Twenty years ago it was axiomatic that a college education was a requirement for getting a decent job that paid well. Now it seems about as axiomatic except for the problem that which school you go to and what that may or may not indicate about your status matters, too.
If we're going to aspire to a healthier job market amping up the availability of the kind of education that fits into "skilled labor" doesn't seem like a solution. Expand the unskilled labor market, restore some kind of manufacturing base, and see if we can create jobs for the people who will increasingly not be able to afford going to school and that seems like a better path. It's not that college education isn't potentially important, it's that between the tuition increases and the decline in tenured faculty spots and a few other things, it no longer seems prudent to go to college to get a degree unless there's no chance of you getting work in the field any other way.
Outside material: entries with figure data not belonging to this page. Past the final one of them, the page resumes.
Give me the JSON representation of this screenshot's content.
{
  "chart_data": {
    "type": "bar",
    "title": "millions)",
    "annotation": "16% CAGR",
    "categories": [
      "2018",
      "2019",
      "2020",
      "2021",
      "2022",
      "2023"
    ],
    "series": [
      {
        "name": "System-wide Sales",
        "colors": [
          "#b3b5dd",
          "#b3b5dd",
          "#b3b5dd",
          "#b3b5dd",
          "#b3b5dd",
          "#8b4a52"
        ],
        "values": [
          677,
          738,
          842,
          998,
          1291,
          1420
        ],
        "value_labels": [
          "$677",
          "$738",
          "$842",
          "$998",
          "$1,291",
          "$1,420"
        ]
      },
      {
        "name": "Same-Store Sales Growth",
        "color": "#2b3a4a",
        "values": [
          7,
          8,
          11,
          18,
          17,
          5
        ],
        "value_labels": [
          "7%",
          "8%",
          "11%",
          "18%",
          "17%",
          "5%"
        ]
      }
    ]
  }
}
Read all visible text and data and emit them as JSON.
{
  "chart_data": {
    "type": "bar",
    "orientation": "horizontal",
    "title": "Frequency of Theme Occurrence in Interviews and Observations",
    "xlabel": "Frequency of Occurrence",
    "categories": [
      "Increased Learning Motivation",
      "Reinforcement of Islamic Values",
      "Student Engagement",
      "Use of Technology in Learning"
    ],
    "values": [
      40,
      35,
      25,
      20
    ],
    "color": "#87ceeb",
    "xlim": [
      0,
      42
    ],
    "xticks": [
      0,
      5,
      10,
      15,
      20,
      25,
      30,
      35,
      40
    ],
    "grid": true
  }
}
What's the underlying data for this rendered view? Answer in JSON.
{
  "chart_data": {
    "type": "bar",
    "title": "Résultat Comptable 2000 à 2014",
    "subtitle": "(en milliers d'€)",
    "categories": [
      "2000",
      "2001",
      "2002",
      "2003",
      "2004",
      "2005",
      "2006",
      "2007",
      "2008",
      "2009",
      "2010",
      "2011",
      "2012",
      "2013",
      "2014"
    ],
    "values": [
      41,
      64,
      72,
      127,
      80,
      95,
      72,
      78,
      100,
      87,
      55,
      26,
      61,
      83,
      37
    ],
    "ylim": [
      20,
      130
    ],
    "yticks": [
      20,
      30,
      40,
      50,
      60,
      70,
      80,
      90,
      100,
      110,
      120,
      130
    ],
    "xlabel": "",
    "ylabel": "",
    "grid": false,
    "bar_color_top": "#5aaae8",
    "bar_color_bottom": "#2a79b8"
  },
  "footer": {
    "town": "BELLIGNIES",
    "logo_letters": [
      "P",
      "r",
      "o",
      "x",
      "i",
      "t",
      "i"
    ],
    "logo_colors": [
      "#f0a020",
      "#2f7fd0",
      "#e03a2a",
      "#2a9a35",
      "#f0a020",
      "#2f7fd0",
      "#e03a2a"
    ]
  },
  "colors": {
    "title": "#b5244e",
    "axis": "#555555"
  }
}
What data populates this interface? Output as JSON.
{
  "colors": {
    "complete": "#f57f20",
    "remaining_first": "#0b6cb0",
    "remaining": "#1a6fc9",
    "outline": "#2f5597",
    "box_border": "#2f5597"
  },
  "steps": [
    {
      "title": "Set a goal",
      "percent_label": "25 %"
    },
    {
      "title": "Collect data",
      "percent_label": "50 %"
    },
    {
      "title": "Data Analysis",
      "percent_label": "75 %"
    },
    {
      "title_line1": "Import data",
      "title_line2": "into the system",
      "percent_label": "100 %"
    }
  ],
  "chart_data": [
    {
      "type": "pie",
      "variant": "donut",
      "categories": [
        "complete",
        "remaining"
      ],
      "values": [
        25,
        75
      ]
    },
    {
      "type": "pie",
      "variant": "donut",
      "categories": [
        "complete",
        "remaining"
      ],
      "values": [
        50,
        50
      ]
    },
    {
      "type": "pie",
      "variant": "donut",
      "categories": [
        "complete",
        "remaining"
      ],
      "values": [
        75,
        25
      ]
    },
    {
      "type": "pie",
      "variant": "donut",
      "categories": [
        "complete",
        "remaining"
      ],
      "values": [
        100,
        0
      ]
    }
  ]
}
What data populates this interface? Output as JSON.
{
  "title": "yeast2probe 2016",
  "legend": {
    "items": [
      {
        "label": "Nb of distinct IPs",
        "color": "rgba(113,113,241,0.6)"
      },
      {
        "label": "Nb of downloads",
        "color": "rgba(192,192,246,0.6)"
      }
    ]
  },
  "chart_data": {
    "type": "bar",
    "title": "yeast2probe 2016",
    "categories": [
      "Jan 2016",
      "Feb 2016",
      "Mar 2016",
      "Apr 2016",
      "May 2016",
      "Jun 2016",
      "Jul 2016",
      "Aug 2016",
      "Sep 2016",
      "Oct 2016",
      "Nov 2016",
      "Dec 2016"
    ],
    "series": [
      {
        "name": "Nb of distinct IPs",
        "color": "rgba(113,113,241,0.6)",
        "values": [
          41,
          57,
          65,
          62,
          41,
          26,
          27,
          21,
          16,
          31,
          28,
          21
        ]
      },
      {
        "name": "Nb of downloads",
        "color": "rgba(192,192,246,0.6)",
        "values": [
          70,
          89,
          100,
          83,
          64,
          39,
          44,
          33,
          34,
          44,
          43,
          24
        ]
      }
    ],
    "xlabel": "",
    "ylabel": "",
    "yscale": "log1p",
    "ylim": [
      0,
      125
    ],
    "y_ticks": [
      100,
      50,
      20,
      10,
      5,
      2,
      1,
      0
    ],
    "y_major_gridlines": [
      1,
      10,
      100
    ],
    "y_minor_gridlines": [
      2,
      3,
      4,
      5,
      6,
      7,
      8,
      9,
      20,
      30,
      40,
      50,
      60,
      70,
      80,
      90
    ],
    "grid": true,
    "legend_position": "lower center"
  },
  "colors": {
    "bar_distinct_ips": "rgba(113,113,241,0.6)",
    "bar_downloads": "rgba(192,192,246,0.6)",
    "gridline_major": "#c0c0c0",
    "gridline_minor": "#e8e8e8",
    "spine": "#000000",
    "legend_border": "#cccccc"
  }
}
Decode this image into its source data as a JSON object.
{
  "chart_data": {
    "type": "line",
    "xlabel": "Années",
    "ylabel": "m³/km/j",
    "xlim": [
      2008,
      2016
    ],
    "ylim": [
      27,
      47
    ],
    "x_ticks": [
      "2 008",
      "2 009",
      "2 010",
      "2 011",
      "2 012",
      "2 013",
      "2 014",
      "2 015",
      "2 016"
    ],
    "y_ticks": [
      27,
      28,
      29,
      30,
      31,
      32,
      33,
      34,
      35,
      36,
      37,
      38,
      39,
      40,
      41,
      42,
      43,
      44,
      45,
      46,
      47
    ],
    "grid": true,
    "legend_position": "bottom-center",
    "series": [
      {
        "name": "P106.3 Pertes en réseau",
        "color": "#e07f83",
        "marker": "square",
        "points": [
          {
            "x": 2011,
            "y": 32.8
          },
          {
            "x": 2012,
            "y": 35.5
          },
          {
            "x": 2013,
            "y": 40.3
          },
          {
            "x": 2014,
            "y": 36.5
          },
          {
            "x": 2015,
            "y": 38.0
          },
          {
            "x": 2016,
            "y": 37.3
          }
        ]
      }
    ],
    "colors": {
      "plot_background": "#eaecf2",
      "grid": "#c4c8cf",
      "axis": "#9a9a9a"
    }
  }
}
Wenatchee got advice from a college professor about music as a career, never expect to make a living doing the art you want to do. Try to find a way to make enough of a living that you can keep a roof over your head, pay the bills, and have food, as well as having time left over to spend with family and friends and then, after all that, from your left-over time, carve out time to do that artistic thing you do.
If we keep promoting more and more college as a way to lift everybody's economic opportunities up what that might just be in the end is continually raising the minimum bar of what is culturally considered "getting by" to a point where inequality will continue to be exacerbated.
And if inequality is your goal, well, then maybe that's fine.